LINDA SPALDING'S FIRST novel, set in Hawaii, is narrated by Jesse Quill, whose husband, Paul, deserts her for a fourteen year old Hawaiian girl, Maya. There are layers to this story: Maya's mother had been adopted by Paul's parents, and an old diary reveals that Paul's father had had an affair with her. Maya was the result - which means that Maya is Paul's half-sister. Got all that? Doesn't matter.

The whole plot is tied up with incest, which the Hawiian natives - like the ancient Egyptians - believe produces nobler stock. (The dwindling chins, and neurons, of the English aristocracy would seem to contradict this notion, but I digress.)

The story is slow.
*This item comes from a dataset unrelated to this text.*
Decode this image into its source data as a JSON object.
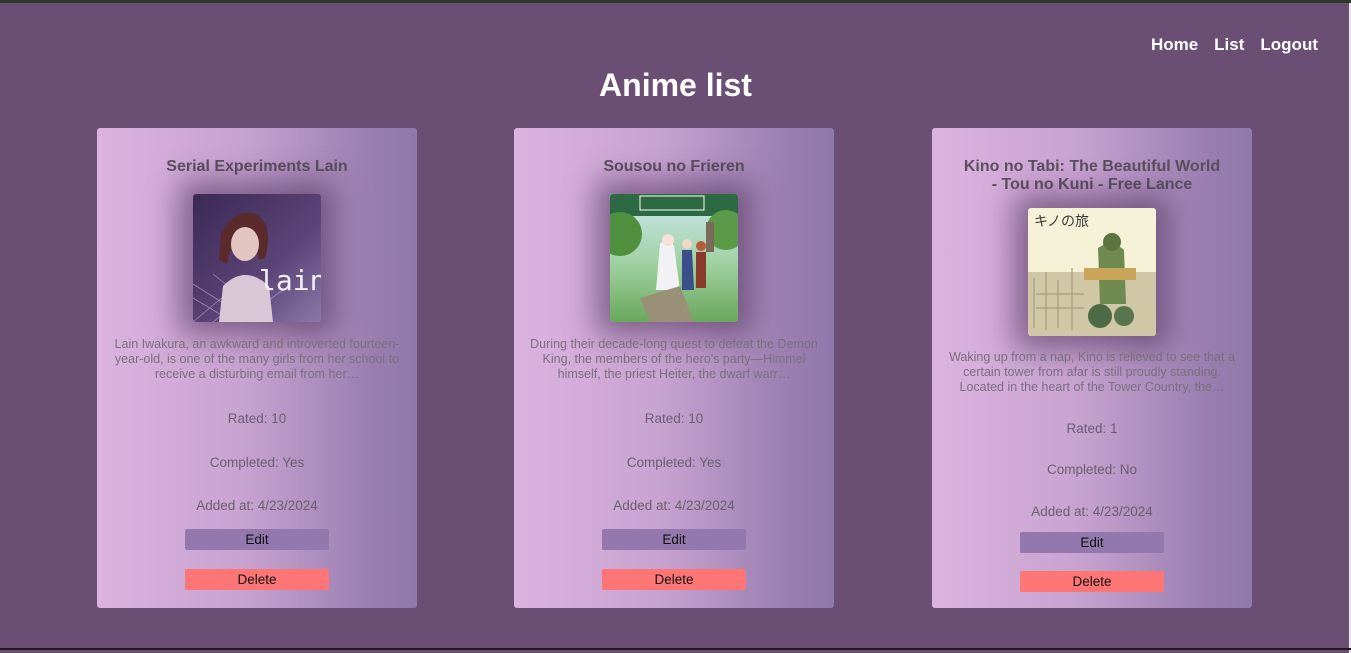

The characterisation is minimal, while the side-tracks (sociological, botanical, historical) take up unwarranted space. We end up knowing a fair bit about Hawaiian herbalism, for instance - but the important character of Maya remains no more than a sketch.

The passivity of the heroine-narrator is often difficult to swallow: Jesse spends her time waiting for Paul to outgrow his obsession, and begging him to return. She is so impotent, psychologically, that even her speech is choked and misdirected. It seems not entirely deliberate on the author's part.
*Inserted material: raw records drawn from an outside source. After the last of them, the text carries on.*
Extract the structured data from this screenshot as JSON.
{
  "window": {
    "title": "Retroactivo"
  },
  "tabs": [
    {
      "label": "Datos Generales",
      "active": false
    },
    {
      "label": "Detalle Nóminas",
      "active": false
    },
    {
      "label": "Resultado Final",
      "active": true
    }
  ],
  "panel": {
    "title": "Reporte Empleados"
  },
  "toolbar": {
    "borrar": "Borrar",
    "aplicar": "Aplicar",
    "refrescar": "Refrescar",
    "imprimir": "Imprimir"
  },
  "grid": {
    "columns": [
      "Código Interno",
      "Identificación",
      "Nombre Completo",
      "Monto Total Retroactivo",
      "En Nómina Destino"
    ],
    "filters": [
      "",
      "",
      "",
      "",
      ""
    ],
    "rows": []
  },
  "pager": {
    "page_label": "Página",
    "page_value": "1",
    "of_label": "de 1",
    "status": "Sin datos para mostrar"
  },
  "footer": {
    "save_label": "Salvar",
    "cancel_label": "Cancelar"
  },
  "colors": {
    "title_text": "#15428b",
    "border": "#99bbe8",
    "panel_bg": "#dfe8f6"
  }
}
So Daughters of Captain Cook fails on a number of counts. Happily, and surprisingly, it passes on the most vital. It stays in your mind, disturbing and provoking, long after you've read it. The minor characters may be write-offs, but Jesse Quill, wimp that she is, somehow gets under your skin. Her situation - the destruction of her family - is terribly real, movingly sad, and, for those who have seen or had it happen, uncomfortably familiar.

Linda Spalding's sometimes disorganised sentences, her digressions and irrelevancies, and Jesse's loathsome husband, mercifully disappear as the novel reaches it very well-handled climax. These negatives are forgivable anyway, in a first novelist. Everything is forgivable in a first novelist, except lack of talent. Linda Spalding, it eventually transpires, has plenty of that.

THE MISSIVE FROM Penguin's Marketing Department, about Carol Drinkwater's An Abundance of Rain, was all but innocent of punctuation, spelling and consistent tense. (This fuels suspicions about how much modern corporate publishers care or know about literature: canned soup one week, books the next.) From behind Penguin's grunts and sqwawks, however, I gathered that Drinkwater is an actress who played Helen Herriot in All Creatures Great and Small. And that this is her first adult novel. This is what it's all about:

An English wife in search of her sexuality amid the tropical treachery of Fiji. A bronzed Australian plantation manager named Rob Stone. The mysterious death of her long-lost father. A dusky lover who shows her things her husband never did. A backdrop of political intrigue.

If potential miniseries had a real as well as a metaphorical smell, this book would be sold with a gas mask.

Kate de Marly's lips parted. Her eyes widened. She felt a lump in her chest. It rose to her throat. An ocean of cliches and mixed metaphors swam shimmering before her, pleading for utterance. She threw back her pretty shoulders, brushed a wisp of hair from the pale English face the mysterious Shyam Khumar had found so attractive, and seized the ocean with both hands.